Krugman notes that while the capital infusions of the Fed are in the $200 billion range, outstanding mortgages are in excess of $ 11 trillion, so the Fed bailout is about 1.8% of the mortgage market, and the number rapidly dwindles when examined in the context of other markets also in trouble.
The idea is not that the Fed will save these markets, but rather that the it will “slap the market in the face” to calm it down from hysteria, much like those old film noire detective movies.
Thing is, the Fed has done this twice, and it’s not working. What’s more, the interest rates that really matter to the economy, “The rates that matter most directly to the economy, including rates on mortgages and corporate bonds, have been rising”, because people are having to price an unknown level of uncertainty into their lending.
This is what is meant when it is said that the Fed is, “Pushing on a string”. It can lower rates all it wants, but the rates paid by businesses and individuals are now rising.
One of the things that I harp on, but that Krugman does not have the space to deal with in the constraints of a New York Times editorial, is the effect of the strength of the dollar on the Fed, and the effect of the Fed on the strength of the dollar.

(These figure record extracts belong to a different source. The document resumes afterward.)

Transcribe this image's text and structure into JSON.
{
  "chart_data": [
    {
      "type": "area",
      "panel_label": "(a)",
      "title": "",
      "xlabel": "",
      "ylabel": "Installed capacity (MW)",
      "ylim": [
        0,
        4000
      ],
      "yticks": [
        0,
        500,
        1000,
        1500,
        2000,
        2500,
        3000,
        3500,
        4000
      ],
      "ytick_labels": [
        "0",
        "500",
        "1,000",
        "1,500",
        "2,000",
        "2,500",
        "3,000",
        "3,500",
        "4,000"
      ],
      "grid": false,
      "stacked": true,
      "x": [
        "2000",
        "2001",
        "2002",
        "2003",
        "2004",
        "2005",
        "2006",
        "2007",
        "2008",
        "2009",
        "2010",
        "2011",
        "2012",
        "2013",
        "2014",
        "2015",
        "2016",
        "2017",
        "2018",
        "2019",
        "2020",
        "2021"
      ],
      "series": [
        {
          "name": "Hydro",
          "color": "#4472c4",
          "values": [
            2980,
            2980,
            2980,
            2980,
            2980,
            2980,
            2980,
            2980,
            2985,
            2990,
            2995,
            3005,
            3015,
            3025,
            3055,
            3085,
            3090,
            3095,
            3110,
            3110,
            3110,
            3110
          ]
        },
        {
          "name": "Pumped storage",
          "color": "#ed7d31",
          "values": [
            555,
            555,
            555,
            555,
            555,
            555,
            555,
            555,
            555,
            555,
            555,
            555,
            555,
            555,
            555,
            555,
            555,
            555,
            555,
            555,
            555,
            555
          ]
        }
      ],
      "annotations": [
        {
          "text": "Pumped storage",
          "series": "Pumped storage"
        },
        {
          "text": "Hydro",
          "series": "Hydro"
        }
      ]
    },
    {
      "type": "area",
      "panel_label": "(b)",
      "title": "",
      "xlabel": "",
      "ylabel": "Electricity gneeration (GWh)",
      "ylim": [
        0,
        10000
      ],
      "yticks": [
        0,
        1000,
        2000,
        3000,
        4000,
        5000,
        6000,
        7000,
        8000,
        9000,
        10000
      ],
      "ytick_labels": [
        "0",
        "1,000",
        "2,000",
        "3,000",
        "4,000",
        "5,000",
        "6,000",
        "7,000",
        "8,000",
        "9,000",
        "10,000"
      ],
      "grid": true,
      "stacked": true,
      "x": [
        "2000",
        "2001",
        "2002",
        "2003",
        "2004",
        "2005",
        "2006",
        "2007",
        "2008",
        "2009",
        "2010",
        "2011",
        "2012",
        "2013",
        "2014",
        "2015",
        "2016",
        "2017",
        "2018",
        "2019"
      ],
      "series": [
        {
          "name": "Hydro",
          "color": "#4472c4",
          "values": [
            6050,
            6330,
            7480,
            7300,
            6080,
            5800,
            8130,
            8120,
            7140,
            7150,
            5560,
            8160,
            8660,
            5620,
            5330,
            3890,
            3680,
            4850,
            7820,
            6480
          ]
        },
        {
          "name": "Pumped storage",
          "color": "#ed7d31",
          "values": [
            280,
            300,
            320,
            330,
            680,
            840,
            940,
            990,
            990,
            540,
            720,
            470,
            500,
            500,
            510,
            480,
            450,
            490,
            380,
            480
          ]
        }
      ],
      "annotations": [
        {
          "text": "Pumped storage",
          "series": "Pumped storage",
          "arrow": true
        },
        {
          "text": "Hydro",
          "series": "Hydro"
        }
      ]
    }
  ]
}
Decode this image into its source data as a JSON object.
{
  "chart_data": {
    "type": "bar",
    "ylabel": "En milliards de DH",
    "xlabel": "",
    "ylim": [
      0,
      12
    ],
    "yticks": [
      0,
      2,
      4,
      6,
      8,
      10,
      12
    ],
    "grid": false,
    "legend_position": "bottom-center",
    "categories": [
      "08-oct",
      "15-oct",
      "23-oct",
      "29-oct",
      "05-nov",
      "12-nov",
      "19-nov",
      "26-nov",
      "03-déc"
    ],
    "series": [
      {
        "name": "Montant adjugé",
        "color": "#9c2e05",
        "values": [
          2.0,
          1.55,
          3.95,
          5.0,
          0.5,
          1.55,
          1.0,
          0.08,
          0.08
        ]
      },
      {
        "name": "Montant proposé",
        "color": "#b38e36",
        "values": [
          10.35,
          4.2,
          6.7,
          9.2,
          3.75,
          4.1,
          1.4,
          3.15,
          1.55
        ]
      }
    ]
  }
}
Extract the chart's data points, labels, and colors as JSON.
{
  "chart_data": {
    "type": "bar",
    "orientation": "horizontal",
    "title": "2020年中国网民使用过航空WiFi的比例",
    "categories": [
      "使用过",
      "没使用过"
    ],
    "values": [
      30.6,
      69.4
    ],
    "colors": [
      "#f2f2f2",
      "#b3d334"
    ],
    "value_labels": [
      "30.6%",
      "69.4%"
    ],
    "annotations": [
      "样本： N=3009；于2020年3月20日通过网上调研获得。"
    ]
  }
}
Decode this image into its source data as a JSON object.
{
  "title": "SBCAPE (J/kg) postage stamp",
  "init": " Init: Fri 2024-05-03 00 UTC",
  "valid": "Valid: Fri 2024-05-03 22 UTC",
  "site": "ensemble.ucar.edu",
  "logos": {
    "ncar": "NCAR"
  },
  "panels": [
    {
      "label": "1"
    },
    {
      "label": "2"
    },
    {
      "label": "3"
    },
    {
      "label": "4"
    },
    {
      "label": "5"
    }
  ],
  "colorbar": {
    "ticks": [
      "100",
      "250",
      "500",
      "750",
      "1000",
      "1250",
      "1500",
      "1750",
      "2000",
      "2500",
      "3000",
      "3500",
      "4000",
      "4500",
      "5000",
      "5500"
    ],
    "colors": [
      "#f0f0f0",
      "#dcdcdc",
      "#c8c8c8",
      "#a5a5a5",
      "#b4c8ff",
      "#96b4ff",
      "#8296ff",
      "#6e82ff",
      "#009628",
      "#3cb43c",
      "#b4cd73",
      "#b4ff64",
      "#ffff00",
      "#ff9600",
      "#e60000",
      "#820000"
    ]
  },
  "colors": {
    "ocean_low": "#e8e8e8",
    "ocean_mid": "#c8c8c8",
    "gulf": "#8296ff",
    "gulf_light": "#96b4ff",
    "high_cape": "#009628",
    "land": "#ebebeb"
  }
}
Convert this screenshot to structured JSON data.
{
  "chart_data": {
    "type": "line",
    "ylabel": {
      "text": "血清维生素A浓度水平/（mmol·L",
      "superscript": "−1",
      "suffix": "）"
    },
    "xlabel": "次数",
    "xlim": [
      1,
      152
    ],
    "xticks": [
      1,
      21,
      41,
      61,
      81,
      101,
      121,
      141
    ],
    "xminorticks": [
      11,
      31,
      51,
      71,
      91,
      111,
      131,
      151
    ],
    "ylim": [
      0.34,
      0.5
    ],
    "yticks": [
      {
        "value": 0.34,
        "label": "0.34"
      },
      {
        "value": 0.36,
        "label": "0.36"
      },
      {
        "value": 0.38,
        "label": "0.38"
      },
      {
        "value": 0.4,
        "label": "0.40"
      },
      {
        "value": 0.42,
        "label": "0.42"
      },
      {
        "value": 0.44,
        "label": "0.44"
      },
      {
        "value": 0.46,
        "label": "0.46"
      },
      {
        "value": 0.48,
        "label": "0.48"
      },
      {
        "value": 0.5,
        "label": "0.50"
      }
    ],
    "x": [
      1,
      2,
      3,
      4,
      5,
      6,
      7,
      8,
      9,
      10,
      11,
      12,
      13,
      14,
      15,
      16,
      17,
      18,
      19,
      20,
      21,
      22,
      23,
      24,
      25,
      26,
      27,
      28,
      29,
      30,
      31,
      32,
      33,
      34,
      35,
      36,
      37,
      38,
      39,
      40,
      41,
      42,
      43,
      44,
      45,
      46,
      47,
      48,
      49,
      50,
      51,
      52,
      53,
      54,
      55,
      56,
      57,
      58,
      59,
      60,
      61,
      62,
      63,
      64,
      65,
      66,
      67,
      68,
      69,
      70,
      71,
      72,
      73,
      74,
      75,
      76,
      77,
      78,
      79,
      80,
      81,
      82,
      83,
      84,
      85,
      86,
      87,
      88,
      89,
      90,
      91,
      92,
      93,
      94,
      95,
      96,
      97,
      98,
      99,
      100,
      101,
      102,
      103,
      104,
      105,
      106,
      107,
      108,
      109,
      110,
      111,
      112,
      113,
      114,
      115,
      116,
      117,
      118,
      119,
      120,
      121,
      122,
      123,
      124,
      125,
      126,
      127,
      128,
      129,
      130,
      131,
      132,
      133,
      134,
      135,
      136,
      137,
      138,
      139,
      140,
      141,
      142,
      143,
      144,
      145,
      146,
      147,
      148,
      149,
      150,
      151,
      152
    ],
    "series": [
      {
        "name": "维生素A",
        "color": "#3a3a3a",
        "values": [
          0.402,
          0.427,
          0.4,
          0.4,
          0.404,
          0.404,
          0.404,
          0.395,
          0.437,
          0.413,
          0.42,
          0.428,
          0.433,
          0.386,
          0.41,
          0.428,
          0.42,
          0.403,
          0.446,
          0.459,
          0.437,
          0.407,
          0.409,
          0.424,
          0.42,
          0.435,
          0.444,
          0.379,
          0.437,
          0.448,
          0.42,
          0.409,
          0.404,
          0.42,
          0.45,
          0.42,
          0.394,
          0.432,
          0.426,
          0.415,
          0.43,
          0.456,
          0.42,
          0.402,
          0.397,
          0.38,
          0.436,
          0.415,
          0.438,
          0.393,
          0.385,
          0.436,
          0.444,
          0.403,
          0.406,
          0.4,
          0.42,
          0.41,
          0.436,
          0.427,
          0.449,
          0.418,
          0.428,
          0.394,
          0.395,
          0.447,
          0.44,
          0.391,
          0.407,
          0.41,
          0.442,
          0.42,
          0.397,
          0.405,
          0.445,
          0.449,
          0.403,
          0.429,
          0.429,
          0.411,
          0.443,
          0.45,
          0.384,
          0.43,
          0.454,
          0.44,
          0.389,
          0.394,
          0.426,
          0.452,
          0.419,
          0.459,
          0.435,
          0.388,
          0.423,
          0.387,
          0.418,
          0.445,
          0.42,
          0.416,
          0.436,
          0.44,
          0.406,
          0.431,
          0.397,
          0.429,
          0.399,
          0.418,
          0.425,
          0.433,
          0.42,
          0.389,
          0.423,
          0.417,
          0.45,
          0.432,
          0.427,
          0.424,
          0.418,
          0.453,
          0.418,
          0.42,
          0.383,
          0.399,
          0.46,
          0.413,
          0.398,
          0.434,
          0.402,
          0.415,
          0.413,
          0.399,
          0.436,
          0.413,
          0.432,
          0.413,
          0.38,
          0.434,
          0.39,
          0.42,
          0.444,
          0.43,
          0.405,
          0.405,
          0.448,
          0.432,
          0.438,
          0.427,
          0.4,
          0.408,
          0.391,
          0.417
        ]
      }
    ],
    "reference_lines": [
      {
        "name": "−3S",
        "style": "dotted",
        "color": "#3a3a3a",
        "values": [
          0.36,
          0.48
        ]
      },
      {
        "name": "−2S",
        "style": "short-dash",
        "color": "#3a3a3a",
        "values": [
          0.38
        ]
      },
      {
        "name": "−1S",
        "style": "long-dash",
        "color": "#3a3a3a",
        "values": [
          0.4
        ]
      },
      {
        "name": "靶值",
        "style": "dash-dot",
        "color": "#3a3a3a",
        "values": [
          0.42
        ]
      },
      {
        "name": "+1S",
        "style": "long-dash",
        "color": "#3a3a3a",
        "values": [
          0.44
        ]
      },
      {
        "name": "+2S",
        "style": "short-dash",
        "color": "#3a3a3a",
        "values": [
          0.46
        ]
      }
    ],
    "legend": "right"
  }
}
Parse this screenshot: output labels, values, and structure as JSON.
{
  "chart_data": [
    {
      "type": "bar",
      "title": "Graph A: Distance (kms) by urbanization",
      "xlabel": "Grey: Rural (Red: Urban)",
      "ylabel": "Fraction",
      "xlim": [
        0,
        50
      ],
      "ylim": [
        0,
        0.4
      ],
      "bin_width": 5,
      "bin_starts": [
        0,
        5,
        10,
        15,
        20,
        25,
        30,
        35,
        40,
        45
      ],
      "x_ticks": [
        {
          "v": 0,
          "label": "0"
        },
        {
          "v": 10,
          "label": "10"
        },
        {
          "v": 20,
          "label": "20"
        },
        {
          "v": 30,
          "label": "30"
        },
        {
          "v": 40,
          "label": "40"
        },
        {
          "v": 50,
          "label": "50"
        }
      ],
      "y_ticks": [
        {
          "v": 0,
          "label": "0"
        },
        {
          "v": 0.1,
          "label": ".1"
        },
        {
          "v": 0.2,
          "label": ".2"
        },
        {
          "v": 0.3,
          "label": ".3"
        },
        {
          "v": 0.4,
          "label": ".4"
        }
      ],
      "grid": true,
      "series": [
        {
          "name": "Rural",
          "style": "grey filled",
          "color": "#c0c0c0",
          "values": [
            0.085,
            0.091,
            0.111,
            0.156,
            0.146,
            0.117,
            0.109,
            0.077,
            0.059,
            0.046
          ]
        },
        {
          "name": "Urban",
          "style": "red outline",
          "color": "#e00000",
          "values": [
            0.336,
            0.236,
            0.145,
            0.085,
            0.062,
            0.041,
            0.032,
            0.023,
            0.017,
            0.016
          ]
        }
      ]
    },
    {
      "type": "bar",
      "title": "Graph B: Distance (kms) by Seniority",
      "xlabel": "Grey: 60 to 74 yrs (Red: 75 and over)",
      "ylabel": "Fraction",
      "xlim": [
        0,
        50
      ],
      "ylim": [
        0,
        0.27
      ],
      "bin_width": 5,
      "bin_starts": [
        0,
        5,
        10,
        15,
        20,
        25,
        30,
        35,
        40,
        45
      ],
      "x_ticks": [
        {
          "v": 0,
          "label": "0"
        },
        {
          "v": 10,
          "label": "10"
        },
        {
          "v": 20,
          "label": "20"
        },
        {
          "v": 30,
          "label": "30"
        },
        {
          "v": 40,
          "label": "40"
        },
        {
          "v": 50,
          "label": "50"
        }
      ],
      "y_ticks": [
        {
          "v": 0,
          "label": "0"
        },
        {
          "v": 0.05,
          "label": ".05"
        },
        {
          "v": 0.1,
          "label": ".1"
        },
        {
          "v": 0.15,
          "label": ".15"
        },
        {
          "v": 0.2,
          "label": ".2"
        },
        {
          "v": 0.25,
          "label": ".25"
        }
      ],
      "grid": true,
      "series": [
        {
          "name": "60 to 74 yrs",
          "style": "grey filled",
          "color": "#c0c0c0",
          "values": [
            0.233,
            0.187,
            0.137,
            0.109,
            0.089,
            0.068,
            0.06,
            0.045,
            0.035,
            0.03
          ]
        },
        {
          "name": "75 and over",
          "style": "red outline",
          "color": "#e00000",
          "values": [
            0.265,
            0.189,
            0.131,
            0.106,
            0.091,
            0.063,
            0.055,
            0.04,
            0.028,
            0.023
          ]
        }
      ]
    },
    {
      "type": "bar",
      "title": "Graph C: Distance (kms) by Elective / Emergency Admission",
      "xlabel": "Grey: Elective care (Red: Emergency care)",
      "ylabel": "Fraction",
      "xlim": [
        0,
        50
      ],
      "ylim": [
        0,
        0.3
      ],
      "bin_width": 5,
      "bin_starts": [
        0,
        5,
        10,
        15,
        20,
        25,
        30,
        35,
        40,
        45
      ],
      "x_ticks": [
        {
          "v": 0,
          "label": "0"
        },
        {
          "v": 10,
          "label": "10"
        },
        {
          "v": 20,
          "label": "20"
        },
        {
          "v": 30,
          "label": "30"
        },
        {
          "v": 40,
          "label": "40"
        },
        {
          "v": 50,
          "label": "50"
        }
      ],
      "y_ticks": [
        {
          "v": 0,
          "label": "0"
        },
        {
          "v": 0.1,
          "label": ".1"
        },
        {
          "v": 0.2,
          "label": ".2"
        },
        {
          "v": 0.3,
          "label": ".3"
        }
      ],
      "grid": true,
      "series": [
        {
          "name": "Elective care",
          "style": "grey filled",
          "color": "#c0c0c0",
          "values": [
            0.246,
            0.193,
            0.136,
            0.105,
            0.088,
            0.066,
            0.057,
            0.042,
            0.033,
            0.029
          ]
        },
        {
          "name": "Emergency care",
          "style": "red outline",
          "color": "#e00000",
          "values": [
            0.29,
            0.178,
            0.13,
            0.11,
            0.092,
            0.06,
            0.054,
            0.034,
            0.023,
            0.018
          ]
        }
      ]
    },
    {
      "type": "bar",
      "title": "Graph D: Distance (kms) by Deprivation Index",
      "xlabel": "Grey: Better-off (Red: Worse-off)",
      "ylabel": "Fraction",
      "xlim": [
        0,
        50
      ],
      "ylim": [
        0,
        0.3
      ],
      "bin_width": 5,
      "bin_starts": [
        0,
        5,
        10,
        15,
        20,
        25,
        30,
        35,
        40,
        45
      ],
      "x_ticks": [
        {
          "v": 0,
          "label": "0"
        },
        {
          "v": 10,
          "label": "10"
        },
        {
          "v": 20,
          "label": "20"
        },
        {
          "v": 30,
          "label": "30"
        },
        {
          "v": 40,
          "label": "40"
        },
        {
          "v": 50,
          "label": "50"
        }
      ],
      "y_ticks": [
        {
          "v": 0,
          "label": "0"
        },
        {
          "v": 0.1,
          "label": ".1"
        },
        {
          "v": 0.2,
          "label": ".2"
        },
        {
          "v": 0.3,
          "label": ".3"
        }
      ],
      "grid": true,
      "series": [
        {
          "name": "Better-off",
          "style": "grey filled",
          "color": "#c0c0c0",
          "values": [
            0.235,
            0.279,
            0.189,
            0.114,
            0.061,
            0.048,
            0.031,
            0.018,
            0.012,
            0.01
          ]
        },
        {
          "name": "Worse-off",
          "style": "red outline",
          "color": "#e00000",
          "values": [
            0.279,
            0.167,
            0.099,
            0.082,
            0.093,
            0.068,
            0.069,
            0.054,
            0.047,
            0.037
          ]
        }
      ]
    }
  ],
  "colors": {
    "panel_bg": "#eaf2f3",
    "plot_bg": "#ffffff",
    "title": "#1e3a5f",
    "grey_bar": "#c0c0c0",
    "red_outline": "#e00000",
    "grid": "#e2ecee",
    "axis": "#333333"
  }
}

Specifically, when the Fed cuts rates, it reduces the returns on the US dollar, which makes the currency less attractive, which drives the currency price down.
While this does help exports and reduces the advantages of imports, it also raises prices, because foreign dollars compete more for US products, like groceries (I posted about this in yesterday’s economics update).
So we are in a situation where we cannot win, and we cannot get out of the game.
*It’s one of the few Yiddish idioms that I grasp as a 3rd generation America Jew. Nu literally means yes, but, “so nu” means, “So tell me something I don’t already know”?